Estadão Conteúdo
Um novo estudo realizado por cientistas da Alemanha sugere que a Praga de Justiniano, que devastou o Império Bizantino no século 6, teve um alcance geográfico bem maior do que se pensava.
Estima-se que a Praga de Justiniano tenha matado cerca de 50 milhões de pessoas ao longo de quase dois séculos, contribuindo para acelerar o declínio do Império Romano do Oriente. Sabe-se também que a pandemia foi causada pela bactéria Yersinia pestis, a mesma que mais tarde ficaria conhecida como Peste Negra, depois de dizimar quase metade da Europa no século 14.
No entanto, pouco se sabe sobre o alcance geográfico e o impacto da mortalidade da Praga de Justiniano. No novo estudo, publicado nesta terça-feira, 30, na revista científica Molecular Biology and Evolution, os cientistas fizeram a análise genômica mais completa até hoje da bactéria causadora da peste.
Os pesquisadores da Sociedade Max Planck e da Universidade de Munique, ambas da Alemanha, analisaram a Yersinia pestis presente em esqueletos do século 6, encontrados no sul da Alemanha, revelando novas informações sobre a evolução da bactéria e sobre a magnitude da pandemia. A análise confirmou que a linhagem da bactéria que chegou à Alemanha é de fato a mesma que flagelou o Império Bizantino.
De acordo com os autores, o estudo gerou o primeiro genoma de alta performance do agente bacterino responsável pela Praga de Justiniano, o que permitiu revisar os esboços de sequenciamentos feitos anteriormente e abrir caminho para avançar o conhecimento sobre a evolução da bactéria nos últimos 1500 anos.

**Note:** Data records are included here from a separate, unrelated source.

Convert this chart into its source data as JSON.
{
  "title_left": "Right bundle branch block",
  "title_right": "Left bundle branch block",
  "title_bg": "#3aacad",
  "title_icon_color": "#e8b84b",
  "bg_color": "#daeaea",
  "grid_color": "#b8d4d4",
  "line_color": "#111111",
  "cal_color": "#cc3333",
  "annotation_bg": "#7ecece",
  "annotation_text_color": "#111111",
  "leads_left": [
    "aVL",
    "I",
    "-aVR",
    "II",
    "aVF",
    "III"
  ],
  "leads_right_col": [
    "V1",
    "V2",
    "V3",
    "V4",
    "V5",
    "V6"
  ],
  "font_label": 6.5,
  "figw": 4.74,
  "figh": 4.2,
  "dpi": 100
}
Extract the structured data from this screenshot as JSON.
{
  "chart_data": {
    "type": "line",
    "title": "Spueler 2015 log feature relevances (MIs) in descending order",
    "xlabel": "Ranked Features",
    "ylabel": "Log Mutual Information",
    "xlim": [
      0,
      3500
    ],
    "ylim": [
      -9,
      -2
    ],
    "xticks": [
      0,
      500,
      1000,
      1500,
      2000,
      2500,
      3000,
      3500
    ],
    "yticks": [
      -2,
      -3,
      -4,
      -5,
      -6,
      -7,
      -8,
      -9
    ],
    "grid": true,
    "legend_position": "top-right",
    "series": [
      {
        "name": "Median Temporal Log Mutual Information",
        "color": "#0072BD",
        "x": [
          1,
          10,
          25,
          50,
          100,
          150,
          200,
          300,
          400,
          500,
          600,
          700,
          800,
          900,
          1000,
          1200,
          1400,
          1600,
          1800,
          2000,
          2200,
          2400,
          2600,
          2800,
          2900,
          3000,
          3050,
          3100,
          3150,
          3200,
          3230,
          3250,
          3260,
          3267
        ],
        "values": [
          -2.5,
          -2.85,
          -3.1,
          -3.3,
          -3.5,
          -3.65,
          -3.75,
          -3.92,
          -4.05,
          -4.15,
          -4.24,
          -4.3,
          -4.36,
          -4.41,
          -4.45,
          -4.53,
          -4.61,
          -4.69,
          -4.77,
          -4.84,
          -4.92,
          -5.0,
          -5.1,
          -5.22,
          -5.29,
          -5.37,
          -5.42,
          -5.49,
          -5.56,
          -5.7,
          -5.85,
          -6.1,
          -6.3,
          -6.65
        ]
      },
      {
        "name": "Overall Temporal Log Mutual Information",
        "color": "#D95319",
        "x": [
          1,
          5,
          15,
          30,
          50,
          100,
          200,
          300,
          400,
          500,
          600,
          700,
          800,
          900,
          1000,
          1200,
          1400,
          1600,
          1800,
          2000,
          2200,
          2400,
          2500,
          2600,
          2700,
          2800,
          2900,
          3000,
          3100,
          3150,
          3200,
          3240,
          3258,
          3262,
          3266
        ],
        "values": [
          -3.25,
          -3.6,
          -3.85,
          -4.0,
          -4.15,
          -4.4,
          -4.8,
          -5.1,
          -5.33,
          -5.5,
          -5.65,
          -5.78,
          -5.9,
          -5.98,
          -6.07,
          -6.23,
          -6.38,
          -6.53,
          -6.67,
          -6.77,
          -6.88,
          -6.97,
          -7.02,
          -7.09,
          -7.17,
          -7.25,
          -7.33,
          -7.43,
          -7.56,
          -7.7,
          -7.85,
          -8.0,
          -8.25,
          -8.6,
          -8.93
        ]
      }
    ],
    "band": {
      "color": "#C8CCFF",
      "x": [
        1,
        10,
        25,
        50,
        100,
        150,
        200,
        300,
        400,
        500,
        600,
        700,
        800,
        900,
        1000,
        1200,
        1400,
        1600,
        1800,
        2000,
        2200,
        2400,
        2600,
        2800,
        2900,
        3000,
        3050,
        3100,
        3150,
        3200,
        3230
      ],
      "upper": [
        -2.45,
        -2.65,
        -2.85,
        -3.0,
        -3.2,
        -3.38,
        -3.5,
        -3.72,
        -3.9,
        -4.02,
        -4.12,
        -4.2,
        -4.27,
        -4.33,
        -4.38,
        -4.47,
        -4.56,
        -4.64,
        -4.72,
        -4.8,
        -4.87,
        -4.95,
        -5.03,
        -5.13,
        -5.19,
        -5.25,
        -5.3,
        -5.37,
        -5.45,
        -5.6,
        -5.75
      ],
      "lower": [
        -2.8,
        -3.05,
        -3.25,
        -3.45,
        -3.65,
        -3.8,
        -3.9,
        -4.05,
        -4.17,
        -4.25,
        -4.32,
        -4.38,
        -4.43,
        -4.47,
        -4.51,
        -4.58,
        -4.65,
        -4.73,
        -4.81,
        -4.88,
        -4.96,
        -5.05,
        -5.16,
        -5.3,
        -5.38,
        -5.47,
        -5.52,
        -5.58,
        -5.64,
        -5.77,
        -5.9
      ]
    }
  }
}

“Nossa pesquisa confirma que a Praga de Justiniano se estendeu muito além da região afetada conforme os registros históricos. Isso nos fornece novas pistas sobre a história evolutiva da Yersinia pestis, ilustrando o potencial de reconstruções de genomas antigos para ampliar nosso conhecimento sobre a evolução de patógenos e dos eventos históricos”, disse Michal Feldman, um dos autores do artigo
Os esqueletos analisados foram encontrados em Altenerding, um antigo cemitério no sul da Alemanha, na região de Munique. A bactéria já havia sido encontrada em outros esqueletos em uma localidade próxima, permitindo que outro grupo de cientistas esboçasse o primeiro sequenciamento da Yersina pestis. Mas, segundo os autores da nova pesquisa, esse esboço tinha “cobertura limitada”, ao contrário do sequenciamento de alta performance.
O novo estudo identificou 30 novas mutações e rearranjos na estrutura da bactéria que são exclusivas da linhagem que provocou a Praga de Justiniano. “Nossa nova análise de antigos conjuntos de dados destaca a importância de seguir critérios rigorosos para evitar erros na reconstrução de genomas de antigos patógenos”, declarou Feldman.
“O fato dos esqueletos que nos forneceram esses dados terem sido escavados há mais de 50 anos mostra também como é importante manter coleções antropológicas com boa curadoria”, disse Michaela Harbeck, outra das autoras.
“Nós tivemos muita sorte por encontrar outra vítima da praga com um DNA muito bem preservado em um túmulo a apenas alguns quilômetros de onde o indivíduo analisado em estudos anteriores havia sido achado. Isso nos forneceu uma grande oportunidade para reconstruir o primeiro genoma de alta performance da bactéria”, afirmou Michaela.
Três das mutações encontradas no novo genoma da bactéria ficam localizadas em genes importantes para a virulência da peste: os genes nrdE, fadJ e pcp. Os dados do novo estudo sugerem que a linhagem tinha maior diversidade genética do que se pensava. Os cientistas, no entanto, não sabem ainda como a bactéria chegou à Alemanha. Outro mistério que ainda permanece é como a Praga de Justiniano desapareceu.
A nova descoberta permite que os cientistas agora investiguem esses mistérios e desenvolvam recomendações que podem melhorar a qualidade e a autenticidade dos dados genômicos recuperados de antigos patógenos – ou microorganismos que causam doenças.